El Puente del Pilar y la Invasión de los Bárbaros (Crónica de un Hostelero A-go-bia-do)

Relato satírico sobre un hostelero de pueblo desbordado por los turistas durante el Puente del Pilar.

El Chato avanzó. No caminaba, se desplazaba, como una fuerza de la naturaleza. La multitud de urbanitas se apartó a su paso, intuyendo instintivamente que aquel hombre no formaba parte del espectáculo. Cruzó el bar sin mirar a nadie, directo hacia la mesa donde el cantante de pelo azul seguía con su serenata etílica.

Llegó a la mesa. No gritó. No amenazó. Simplemente, alargó uno de sus brazos de leñador, cogió al artista por el cuello de la camisa de flores como si fuera la piel de un gatito, y, con una facilidad pasmosa, lo levantó de la mesa y lo depositó en el suelo. El tipo se quedó de pie, temblando, con la canción a medio morir en los labios. El Chato se inclinó y le susurró algo al oído.

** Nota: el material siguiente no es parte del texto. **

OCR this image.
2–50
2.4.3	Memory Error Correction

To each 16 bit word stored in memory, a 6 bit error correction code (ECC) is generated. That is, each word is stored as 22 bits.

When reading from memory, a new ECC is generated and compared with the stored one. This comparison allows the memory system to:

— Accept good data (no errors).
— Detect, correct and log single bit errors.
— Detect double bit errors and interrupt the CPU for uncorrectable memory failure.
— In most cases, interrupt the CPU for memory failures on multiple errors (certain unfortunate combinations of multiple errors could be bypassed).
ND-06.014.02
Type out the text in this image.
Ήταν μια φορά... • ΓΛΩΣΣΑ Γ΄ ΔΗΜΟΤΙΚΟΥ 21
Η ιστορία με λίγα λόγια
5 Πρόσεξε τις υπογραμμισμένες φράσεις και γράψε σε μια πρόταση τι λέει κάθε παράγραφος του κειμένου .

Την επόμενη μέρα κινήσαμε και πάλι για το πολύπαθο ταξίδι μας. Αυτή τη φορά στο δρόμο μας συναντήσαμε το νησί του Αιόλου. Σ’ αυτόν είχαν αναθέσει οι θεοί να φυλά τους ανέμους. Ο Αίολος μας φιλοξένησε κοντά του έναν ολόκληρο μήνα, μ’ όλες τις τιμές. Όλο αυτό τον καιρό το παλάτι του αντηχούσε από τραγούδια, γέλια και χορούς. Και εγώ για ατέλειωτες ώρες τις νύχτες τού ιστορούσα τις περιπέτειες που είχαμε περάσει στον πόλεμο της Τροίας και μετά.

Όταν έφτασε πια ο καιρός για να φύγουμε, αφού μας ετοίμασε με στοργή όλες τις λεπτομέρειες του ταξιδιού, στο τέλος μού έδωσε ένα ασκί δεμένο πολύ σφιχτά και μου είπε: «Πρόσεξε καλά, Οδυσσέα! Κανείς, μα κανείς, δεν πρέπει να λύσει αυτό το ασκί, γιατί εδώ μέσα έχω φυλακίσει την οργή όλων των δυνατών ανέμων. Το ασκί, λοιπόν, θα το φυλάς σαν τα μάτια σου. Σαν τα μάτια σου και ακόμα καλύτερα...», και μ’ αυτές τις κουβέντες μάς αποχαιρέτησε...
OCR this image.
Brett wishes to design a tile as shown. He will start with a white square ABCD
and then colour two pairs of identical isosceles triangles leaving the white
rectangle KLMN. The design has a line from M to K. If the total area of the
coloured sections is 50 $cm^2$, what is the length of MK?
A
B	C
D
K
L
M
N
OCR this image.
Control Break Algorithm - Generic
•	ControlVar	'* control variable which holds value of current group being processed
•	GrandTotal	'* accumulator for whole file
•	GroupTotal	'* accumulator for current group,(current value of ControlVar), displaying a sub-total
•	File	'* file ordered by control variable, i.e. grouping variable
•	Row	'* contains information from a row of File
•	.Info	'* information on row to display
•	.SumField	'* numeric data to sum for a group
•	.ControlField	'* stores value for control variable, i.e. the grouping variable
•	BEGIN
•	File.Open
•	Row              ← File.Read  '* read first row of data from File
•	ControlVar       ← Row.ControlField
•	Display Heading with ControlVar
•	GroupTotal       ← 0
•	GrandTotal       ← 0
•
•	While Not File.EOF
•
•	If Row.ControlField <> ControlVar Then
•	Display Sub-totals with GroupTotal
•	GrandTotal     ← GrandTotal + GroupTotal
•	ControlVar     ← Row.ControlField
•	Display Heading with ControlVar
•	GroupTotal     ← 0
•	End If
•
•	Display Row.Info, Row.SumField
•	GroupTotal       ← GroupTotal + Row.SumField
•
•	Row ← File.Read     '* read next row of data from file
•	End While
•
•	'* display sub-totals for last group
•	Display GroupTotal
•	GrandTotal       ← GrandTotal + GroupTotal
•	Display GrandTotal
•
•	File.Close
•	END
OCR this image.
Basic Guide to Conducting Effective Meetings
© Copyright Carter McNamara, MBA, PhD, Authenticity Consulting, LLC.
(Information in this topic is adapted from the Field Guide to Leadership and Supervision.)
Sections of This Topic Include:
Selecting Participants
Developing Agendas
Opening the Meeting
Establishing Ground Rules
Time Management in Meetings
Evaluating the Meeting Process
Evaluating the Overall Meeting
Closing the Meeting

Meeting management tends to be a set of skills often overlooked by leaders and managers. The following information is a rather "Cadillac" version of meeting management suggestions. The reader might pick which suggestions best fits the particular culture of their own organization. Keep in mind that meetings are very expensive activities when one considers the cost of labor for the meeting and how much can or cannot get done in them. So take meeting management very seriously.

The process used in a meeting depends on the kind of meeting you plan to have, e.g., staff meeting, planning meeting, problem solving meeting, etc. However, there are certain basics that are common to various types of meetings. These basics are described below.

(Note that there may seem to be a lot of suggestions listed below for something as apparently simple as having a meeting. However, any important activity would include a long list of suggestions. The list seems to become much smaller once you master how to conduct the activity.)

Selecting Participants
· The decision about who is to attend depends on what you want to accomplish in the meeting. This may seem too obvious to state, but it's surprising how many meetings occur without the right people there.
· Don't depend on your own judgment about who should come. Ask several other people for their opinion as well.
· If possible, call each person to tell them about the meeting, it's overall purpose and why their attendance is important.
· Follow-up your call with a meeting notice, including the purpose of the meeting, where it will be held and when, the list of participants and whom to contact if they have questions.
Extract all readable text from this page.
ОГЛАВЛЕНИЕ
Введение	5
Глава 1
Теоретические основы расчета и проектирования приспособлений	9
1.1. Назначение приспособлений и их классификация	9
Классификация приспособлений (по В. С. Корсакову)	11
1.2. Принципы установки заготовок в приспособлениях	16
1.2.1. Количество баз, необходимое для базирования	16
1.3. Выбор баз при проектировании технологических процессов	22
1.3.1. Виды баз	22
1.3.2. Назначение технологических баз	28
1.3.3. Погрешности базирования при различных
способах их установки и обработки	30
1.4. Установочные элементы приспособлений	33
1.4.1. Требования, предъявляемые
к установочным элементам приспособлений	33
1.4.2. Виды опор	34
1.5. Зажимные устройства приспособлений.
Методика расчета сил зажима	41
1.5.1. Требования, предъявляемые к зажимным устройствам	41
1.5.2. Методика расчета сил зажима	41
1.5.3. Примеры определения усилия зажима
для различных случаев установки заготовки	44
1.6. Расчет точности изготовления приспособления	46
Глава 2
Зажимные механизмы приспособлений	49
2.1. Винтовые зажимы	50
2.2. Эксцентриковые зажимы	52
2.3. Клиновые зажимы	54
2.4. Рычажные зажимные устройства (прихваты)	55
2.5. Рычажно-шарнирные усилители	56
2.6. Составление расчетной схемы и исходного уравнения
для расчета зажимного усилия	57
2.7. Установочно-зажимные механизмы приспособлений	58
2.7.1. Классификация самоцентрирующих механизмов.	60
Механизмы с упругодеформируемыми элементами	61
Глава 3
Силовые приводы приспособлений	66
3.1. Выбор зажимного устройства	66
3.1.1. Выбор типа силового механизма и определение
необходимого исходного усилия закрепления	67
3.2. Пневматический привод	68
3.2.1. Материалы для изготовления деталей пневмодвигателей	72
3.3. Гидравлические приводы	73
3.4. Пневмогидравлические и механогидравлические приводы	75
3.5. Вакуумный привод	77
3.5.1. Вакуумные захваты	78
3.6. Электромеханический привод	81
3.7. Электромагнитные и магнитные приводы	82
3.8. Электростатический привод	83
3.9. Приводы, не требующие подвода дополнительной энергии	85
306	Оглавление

Nadie oyó lo que le dijo. Pero la cara del cantante pasó del azul eléctrico de su pelo al blanco de la pared en menos de un segundo. Asintió varias veces, como un muñeco de esos que se ponen en el salpicadero del coche.

El bar se había quedado en un silencio sepulcral. Se oía el zumbido de la nevera de los refrescos. El Chato, sin decir más, se acercó a la barra.
«Manolo, ponme un coñac», dijo, con su voz de lija.

El incidente fue el toque de queda. La magia de la fiesta se rompió. La tribu de los urbanitas, de repente consciente de que Villapaz de Arriba no era un parque temático sin reglas, sino un lugar con sus propias leyes no escritas, empezó a disolverse. Las risas se convirtieron en susurros. Los grupos empezaron a pedir la cuenta, a recoger sus abrigos de diseño y a desaparecer en la noche. En menos de media hora, el bar estaba casi vacío. Solo quedaban los de siempre: Antonio, los dos agricultores y el Chato, saboreando su coñac en silencio.

Y aquí, amigos, es donde empieza mi pequeña y dulce venganza. La venganza del hostelero. Porque mientras los bárbaros se retiraban, pasaban por la caja. Y yo había estado tomando notas. A cada petición surrealista, a cada queja velada, a cada gesto de condescendencia, yo había ido añadiendo un pequeño concepto en la cuenta. Un concepto invisible, etéreo, llamado «suplemento por servicios especiales».

El grupo de los gin-tonics de autor pagó un extra por «creatividad del barman». Las chicas del Wi-Fi lento, un pequeño cargo por «consultoría tecnológica y apoyo moral». Y el cantante de la mesa, un «suplemento por uso indebido del mobiliario con finalidad artística». Nadie protestó. Estaban demasiado ocupados intentando salir de allí sin cruzarse con la mirada del Chato.

El último en pagar fue «El Conquistador», el del brunch. Había vuelto para la cena con toda su familia. Me tendió la tarjeta de crédito y echó un vistazo a la cuenta. Frunció el ceño.
«Perdone», dijo, señalando una línea del ticket. «¿’Suplemento de terraza con sol’?».

Le miré, impasible, mientras pasaba la tarjeta por el datáfono.
«Es que este sol es de muy buena calidad», contesté, con la cara más seria que pude poner. «Es de aquí, del pueblo. Kilómetro cero».

Se quedó pensando un segundo, como si intentara decidir si le estaba tomando el pelo o si aquello era otra de las «auténticas» costumbres locales que había venido a descubrir. Finalmente, suspiró, tecleó el PIN y se fue. En el fondo, sabía que no estaba pagando por el sol. Estaba pagando por la experiencia.

El lunes por la mañana, Villapaz de Arriba volvió a ser Villapaz de Arriba. El silencio, bendito silencio, había regresado. El último de los SUVs había desaparecido de la plaza, dejando solo una mancha de aceite como recuerdo de su paso. Me encontraba barriendo la entrada de mi bar, recogiendo los últimos vestigios de la invasión: un par de servilletas de papel, una gafa de sol de pasta rota y un ticket arrugado de una de las cuentas.

Estaba agotado. Me dolían los pies, la espalda y hasta las pestañas. Pero la caja registradora estaba más llena que en todo el mes anterior. Sonreí. Los bárbaros se habían ido. La paz había vuelto. Y, como cada año, sabía que el año que viene, por las mismas fechas, volverían. Con sus coches relucientes, sus ropas de explorador y sus peticiones absurdas.

Y yo estaría aquí. En mi barra. Esperándoles. Listo para servirles, para observarles, para escucharles y, por supuesto, para cobrarles el suplemento.